Senior Eva Lintereur, who worked on the project over the summer, said LeuT is an important protein to study because it is similar to proteins that transmit signals in the human brain.
“It’s a homologous protein to neurotransmitter sodium supporters, which are found in your neurons and play really important roles in helping your brain communicate with the rest of your body through neural signals,” Lintereur said.
Lintereur said several antidepressant drugs have already been designed to attach to these proteins, making it extremely important that the scientists use protein images cautiously.
“I was trying to figure out if the X-ray data is representing LueT well, because if it’s not, this is the data that they’re creating drugs to help cure these diseases,” Lintereur said. “Are the drugs actually being effective?”
Kazmier said students like Rothfuss and Lintereur get excited about this project because they want to take revenge on the X-ray crystallographers.
“I always tell students, if you feel like you’re a person that’s motivated by spite, join my lab, which is a joke,” Kazmier said. “No one ever thinks they’re that person. It’s just when they join my lab, they find out if they are or not.”
Kazmier said the problem of relying on X-ray crystallography methods will become even more of an issue when artificial intelligence can generate new proteins based on faulty data. AlphaFold is an example of a current AI model that could create flawed proteins.

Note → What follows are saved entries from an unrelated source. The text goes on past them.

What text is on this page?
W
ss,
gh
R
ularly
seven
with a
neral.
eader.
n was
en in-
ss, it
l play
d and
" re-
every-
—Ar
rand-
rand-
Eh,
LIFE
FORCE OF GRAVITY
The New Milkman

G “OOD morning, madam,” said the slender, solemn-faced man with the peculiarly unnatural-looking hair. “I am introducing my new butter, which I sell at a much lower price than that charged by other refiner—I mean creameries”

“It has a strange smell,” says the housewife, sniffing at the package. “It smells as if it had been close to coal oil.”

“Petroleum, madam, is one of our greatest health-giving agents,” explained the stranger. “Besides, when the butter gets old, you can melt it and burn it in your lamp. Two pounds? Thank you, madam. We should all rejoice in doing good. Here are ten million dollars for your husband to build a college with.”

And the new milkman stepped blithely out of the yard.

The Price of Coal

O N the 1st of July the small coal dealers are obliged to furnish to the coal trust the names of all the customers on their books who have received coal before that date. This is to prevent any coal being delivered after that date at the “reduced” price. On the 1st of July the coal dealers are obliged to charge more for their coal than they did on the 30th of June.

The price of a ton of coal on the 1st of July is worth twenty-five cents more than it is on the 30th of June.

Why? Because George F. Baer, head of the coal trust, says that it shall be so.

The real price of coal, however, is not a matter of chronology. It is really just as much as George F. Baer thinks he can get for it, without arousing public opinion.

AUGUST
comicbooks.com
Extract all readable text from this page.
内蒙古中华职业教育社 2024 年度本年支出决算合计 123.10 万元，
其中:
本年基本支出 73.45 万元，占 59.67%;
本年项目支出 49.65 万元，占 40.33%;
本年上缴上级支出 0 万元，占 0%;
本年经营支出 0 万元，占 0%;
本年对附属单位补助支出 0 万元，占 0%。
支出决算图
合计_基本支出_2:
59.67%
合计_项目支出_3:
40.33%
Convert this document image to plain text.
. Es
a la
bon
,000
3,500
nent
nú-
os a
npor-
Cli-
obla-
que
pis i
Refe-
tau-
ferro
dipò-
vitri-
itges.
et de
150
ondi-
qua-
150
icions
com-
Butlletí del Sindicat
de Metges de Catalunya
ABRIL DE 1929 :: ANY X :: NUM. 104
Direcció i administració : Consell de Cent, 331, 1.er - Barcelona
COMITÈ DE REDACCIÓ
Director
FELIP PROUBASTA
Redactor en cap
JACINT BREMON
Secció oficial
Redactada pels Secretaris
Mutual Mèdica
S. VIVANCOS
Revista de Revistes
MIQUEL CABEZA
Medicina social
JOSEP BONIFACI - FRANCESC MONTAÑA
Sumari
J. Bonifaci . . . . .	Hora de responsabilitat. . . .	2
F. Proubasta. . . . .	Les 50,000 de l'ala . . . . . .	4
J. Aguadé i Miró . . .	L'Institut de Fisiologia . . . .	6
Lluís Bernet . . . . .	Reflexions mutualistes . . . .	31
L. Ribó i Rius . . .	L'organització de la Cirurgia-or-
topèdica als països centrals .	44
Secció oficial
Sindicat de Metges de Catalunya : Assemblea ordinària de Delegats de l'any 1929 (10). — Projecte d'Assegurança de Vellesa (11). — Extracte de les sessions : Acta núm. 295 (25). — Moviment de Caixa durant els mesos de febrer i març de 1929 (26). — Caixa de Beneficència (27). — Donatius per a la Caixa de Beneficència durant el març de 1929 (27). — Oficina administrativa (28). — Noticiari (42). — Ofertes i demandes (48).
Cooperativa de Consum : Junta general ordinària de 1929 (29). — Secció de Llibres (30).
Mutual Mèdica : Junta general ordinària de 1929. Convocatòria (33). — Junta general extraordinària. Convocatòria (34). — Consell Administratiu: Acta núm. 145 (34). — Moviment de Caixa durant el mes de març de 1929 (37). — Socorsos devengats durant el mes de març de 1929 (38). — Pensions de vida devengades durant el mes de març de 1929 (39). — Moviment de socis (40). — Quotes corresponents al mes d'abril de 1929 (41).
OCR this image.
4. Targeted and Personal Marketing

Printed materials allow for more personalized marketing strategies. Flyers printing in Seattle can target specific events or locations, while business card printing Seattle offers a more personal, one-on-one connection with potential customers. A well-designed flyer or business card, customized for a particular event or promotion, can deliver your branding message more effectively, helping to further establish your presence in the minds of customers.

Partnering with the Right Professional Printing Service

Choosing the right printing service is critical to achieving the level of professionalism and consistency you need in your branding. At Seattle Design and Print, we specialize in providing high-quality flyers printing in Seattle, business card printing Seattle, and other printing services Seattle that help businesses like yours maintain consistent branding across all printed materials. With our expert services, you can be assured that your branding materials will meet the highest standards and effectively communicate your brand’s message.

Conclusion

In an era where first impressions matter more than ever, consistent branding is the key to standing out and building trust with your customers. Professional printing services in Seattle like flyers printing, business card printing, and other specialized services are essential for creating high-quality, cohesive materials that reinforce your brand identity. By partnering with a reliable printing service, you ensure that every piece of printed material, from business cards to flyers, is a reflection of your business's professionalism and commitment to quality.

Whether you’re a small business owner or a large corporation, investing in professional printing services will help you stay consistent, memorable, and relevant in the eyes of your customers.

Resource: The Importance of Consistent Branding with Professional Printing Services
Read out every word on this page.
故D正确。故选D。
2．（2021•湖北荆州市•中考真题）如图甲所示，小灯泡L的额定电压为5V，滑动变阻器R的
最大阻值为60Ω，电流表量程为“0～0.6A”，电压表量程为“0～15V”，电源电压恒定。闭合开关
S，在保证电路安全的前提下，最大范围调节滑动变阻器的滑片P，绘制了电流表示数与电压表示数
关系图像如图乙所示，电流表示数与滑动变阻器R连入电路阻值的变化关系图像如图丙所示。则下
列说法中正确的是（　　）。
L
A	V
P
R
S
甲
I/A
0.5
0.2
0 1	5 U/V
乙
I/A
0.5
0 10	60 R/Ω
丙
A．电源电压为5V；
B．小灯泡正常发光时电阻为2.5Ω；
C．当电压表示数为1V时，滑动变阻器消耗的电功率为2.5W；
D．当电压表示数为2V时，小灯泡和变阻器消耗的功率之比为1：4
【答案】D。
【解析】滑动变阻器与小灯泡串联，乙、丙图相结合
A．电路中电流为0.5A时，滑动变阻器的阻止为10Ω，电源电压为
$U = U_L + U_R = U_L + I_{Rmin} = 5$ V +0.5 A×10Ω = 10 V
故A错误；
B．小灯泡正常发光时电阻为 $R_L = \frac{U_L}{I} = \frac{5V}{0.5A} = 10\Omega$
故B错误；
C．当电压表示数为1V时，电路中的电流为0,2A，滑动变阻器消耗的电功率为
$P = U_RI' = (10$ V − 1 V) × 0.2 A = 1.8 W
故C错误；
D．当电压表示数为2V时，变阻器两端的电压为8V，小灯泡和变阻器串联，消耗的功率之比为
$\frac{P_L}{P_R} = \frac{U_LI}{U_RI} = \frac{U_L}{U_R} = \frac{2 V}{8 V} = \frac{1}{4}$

“The implication is we don’t need to do experiments anymore because AI is as good as experiment. I’m like, you need experiments to call those things out,” Kazmier said.
Kazmier said she wants to move away from a structure-based understanding of proteins toward a sequence-based understanding, which is focused on the composition of the protein. But Kazmier said scientists are resisting this perspective.
“I think what is actually true for proteins, that every single one functions differently because the structure is not what’s important,” Kazmier said. “The sequence is what’s important, and every protein has a different sequence. When you change the sequence, you change the protein. I would argue sequence equals function. We don’t want that to be true, because then you have to study every protein individually to learn anything about it.”
Lintereur said although she loved the research project, she adored the community of chemistry people she worked with over the summer.
“I really enjoyed research, and the community of students that were there was awesome,” Lintereur said. “It was so awesome. The chemistry department here did a really fantastic job of bringing students together throughout the research process.”